Treat your tests like code and refactor them
Pretty much every test-first guide gives sort of a perfunctory nod to, "oh yeah, keep your test code clean." But I think this could stand a little more attention. For one thing, your unit tests are critically important to your ability to deliver quality code --
and they have no tests of their own. The cleaner your tests are, the better you'll be able to see issues with the tests themselves.
One thing that has worked nicely for me is extracting sets of assertions into custom assert methods. If you are continually making the same five assertions to check validity of your objects, throw them into an
assert_instance method of some kind. Another common case is making the same assertion over a range of values -- move the for loop to your custom assertion and pass the range endpoints in.
There are two big advantages to doing this consistently. The first is that it's easier to see what's going on from one line of
assert_person(expected_name, expected_addr) then from five lines of
assert_equals.

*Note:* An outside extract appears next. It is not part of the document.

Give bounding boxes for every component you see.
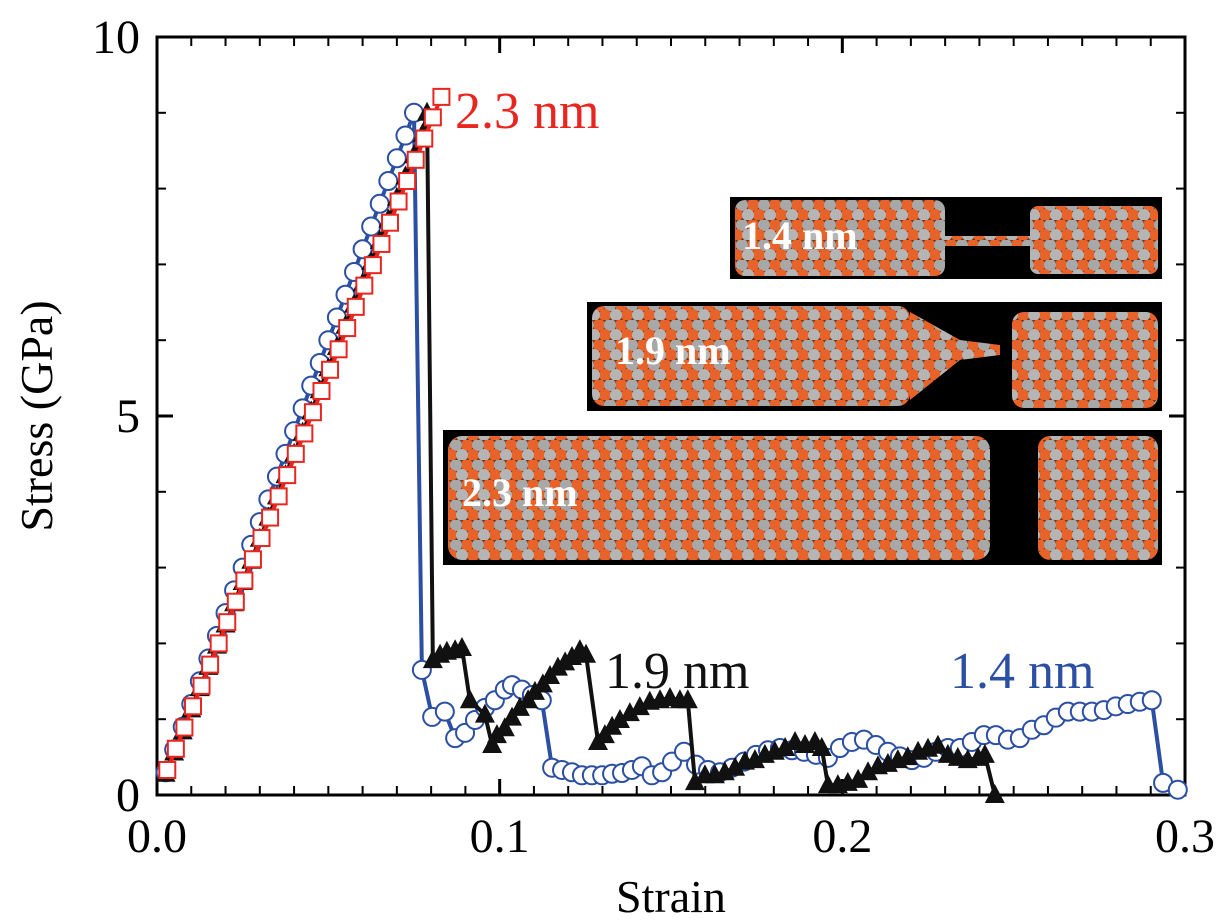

The second is that it ensures that you actually do make all the assertions every time. Hey, everybody slacks, and test-first is about making the test setups as quickly as possible. If you can trigger all umpteen tests on your class with one method call, you're more likely to do the whole set every time, rather than just picking one or two at random each time.
Don't reuse instance variables
This is another refactoring issue. It's tempting as you add new unit test cases to do something like this:
Person p = new Person("noel", "david", "rappin");
assertEquals(15, p.nameLength());
p.setLastName("flintstone");
assertEquals(19, p.nameLength());
p.setFirstName("pebbles")
assertEquals(22, p.nameLength());
p.setFirstName("betty");
assertEquals(22, p.nameLength());
The last test fails -- quick, what's it testing? Okay, now we have to trace the life of that instance variable all the way back up. It's hard to read, and prone to dangerous errors. You should never reuse an instance variable like this in a unit test -- every assertion should, where its at all feasible, be completely distinct:
assertNameLength(int expected, String first, String middle, String last) {
Person p = new Person(first, middle, last);
assertEquals(expected, p.nameLength())
};
testNameLength() {
assertNameLength(15, "noel", "david", "rappin");
assertNameLength(19, "noel", "david", "flintstone);
assertNameLength(22, "pebbles", "david", "flintstone");
assertNameLength(22, "betty", "david", "flintstone");
}
Now when the last test fails, you can actually see what's going on.
Avoid tautologies
The scariest issue you can have with tests is a test that passes when it should fail, allowing you to continue blithely along, ignorant of a bug you should have already caught. There will come a day, for instance, when you will forget to put any assertions in a test. There are a couple of things you can do to make tautologies less likely.
- Follow the process. The process says each test has to fail before you add code. Adding tests that you already know will pass can easily lead to writing a test that will never fail.
- If you have constants for text or numerical values in your code, don't reuse those in the tests -- use the literal or create a separate constant in the test.
- Be careful with Mock Objects. Try not to test the things that you are explicitly inserting in the Mock when it's created.
Mock Objects Rule
Mock Objects are the missing link in helping you test all the things that are traditionally hard to unit test, like databases, GUI, web server... anything where your code is dependent on an external system or person, the Mock can get in the way and pretend to be that third-party and allow you to send and receive data in a testable way. Mock Object packages exist for a variety of languages, and using a package will save you time and effort on your tests.
Hope that helps -- go out and test something.